You might recall a survey a few years ago which showed young people even view a full stop in a text or WhatsApp message as aggressive, insincere and rude.
This will be anathema to people like me, who treat grammatics very seriously, but Erika Darics, a lecturer in linguistics at Aston University in Birmingham, told the BBC a few years ago of the dangers of the simple full stop
“If you and your friends don’t normally use full stops in a WhatsApp group and then somebody does, they are probably trying to tell you something about how they feel,” she said.
It’s a bloody dot! Is there a danger of over-thinking all this?
Of course, young people have always adapted language to their own devices, so stuffy old farts do not know what they’re discussing.

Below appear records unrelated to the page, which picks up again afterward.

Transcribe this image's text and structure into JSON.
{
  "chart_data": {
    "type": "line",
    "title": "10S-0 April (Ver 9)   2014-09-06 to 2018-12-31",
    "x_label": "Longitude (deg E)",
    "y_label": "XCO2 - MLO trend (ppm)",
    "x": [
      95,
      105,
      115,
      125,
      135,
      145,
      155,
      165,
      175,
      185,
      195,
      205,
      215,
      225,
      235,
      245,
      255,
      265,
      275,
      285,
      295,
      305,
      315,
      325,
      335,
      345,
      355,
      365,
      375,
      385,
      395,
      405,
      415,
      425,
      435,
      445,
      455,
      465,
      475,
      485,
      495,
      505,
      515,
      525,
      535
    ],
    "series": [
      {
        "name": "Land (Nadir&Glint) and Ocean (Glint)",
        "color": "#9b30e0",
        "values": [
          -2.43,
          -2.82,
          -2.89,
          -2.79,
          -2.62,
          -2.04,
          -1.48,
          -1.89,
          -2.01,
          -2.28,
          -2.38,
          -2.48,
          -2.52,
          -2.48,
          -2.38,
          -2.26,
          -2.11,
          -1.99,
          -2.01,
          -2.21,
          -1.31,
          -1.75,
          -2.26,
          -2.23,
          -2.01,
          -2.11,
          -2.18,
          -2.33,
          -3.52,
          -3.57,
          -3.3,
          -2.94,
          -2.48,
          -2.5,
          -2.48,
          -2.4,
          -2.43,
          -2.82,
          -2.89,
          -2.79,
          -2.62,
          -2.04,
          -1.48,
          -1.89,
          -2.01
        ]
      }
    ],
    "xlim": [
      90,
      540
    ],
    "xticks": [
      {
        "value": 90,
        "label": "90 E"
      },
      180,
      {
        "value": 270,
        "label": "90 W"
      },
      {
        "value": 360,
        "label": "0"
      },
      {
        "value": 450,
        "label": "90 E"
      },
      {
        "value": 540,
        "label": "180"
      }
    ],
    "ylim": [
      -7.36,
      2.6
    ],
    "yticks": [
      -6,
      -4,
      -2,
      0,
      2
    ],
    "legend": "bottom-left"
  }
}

Words and phrases come in and out of fashion - my teenage son often wearily responds to one of my nags by telling me to “cry about it”.
But there is a serious side to this communication failure too.
A few years ago, gardaí were urged to produce a guide for parents on various codes being used by their children to hold highly-sexualised interactions with their friends.
Anne Rabbitte TD, Minister for Children, Equality, and Youth, said few parents would know the letters GNOC, in teen text speak, mean ‘get naked on cam’ while IWSN is shorthand for ‘I want sex now’.
The emoji language is always changing and adapting too - who would have thought early in 2020 that the syringe one would soon be so pervasive?
The manicure emoji is now said to signify ‘waiting for gossip’, and the skull one - far from signifying death - means something is so funny, you nearly died laughing.
Give me strength. Keeping up with all of this is a right pain in the... peach.